Skip to content

OCR API using trocr

Bases: Bolt

__init__(input, output, state, **kwargs)

The TROCRImageOCR class performs OCR (Optical Character Recognition) on images using Microsoft's TROCR model. The class exposes an API endpoint for OCR on single images. The endpoint is accessible at /api/v1/ocr.
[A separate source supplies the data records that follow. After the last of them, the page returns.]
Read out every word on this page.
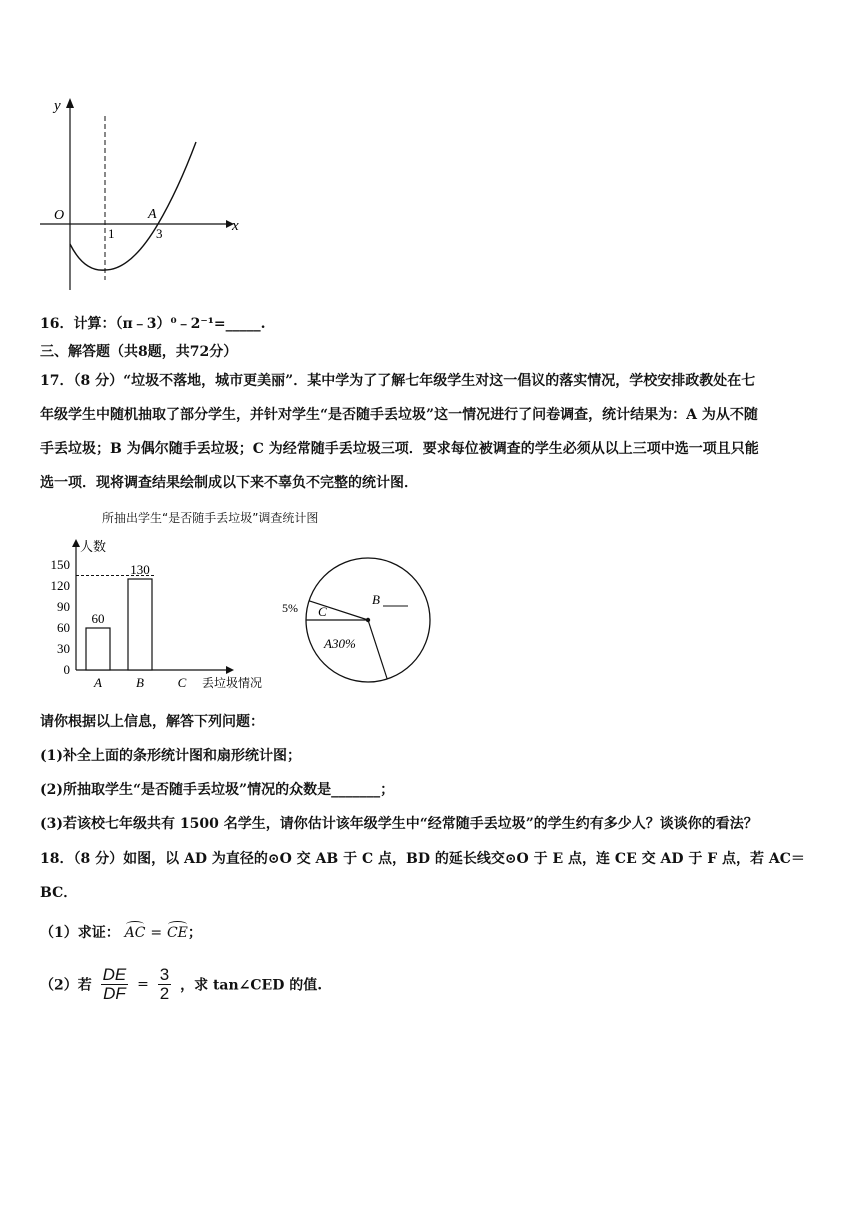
y
x
O	A
1	3
16．计算：（π﹣3）⁰﹣2⁻¹=_____.
三、解答题（共8题，共72分）
17．（8 分）“垃圾不落地，城市更美丽”．某中学为了了解七年级学生对这一倡议的落实情况，学校安排政教处在七
年级学生中随机抽取了部分学生，并针对学生“是否随手丢垃圾”这一情况进行了问卷调查，统计结果为：A 为从不随
手丢垃圾；B 为偶尔随手丢垃圾；C 为经常随手丢垃圾三项．要求每位被调查的学生必须从以上三项中选一项且只能
选一项．现将调查结果绘制成以下来不辜负不完整的统计图．
所抽出学生“是否随手丢垃圾”调查统计图
人数
丢垃圾情况
0
30
60
90
120
150
60
A
130
B	C
A30%
B
C
5%
请你根据以上信息，解答下列问题：
(1)补全上面的条形统计图和扇形统计图；
(2)所抽取学生“是否随手丢垃圾”情况的众数是_______；
(3)若该校七年级共有 1500 名学生，请你估计该年级学生中“经常随手丢垃圾”的学生约有多少人？谈谈你的看法？
18．（8 分）如图，以 AD 为直径的⊙O 交 AB 于 C 点，BD 的延长线交⊙O 于 E 点，连 CE 交 AD 于 F 点，若 AC＝
BC．
（1）求证： AC = CE；
（2）若 $\frac{DE}{DF} = \frac{3}{2}$ ，求 tan∠CED 的值.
The API takes a POST request with a JSON payload containing a base64 encoded image under the key image_base64. It returns a JSON response containing the OCR result under the key ocr_text.

Parameters:

Name Type Description Default
input BatchInput

Instance of BatchInput for reading data.

required
output BatchOutput

Instance of BatchOutput for saving data.

required
state State

Instance of State for maintaining state.

required
**kwargs

Additional keyword arguments.

{}

Command Line Invocation with geniusrise

genius TROCRImageOCR rise \
    batch \
        --bucket my_bucket \
        --s3_folder s3/input \
    batch \
        --bucket my_bucket \
        --s3_folder s3/output \
    none \
    listen \
        --args endpoint=* port=3000 cors_domain=* kind=handwriting use_cuda=True

YAML Configuration with geniusrise

version: "1"
spouts:
    ocr_processing:
        name: "TROCRImageOCR"
        method: "listen"
        args:
            endpoint: *
            port: 3000
            cors_domain: *
            kind: handwriting
            use_cuda: true
        input:
            type: "batch"
            args:
                bucket: "my_bucket"
                s3_folder: "s3/input"
                use_cuda: true
        output:
            type: "batch"
            args:
                bucket: "my_bucket"
                s3_folder: "s3/output"
                use_cuda: true
API Example
curl -X POST "http://localhost:3000/api/v1/ocr" -H "Content-Type: application/json" -d '{"image_base64": "your_base64_encoded_image_here"}'

preprocess_and_detect_boxes(image)

Preprocess the image and detect text bounding boxes using the EAST model.

Parameters:

Name Type Description Default
image Image.Image

PIL Image object.

required

Returns:

Type Description
List[Tuple[int, int, int, int]]

List[Tuple[int, int, int, int]]: List of bounding boxes (x, y, w, h).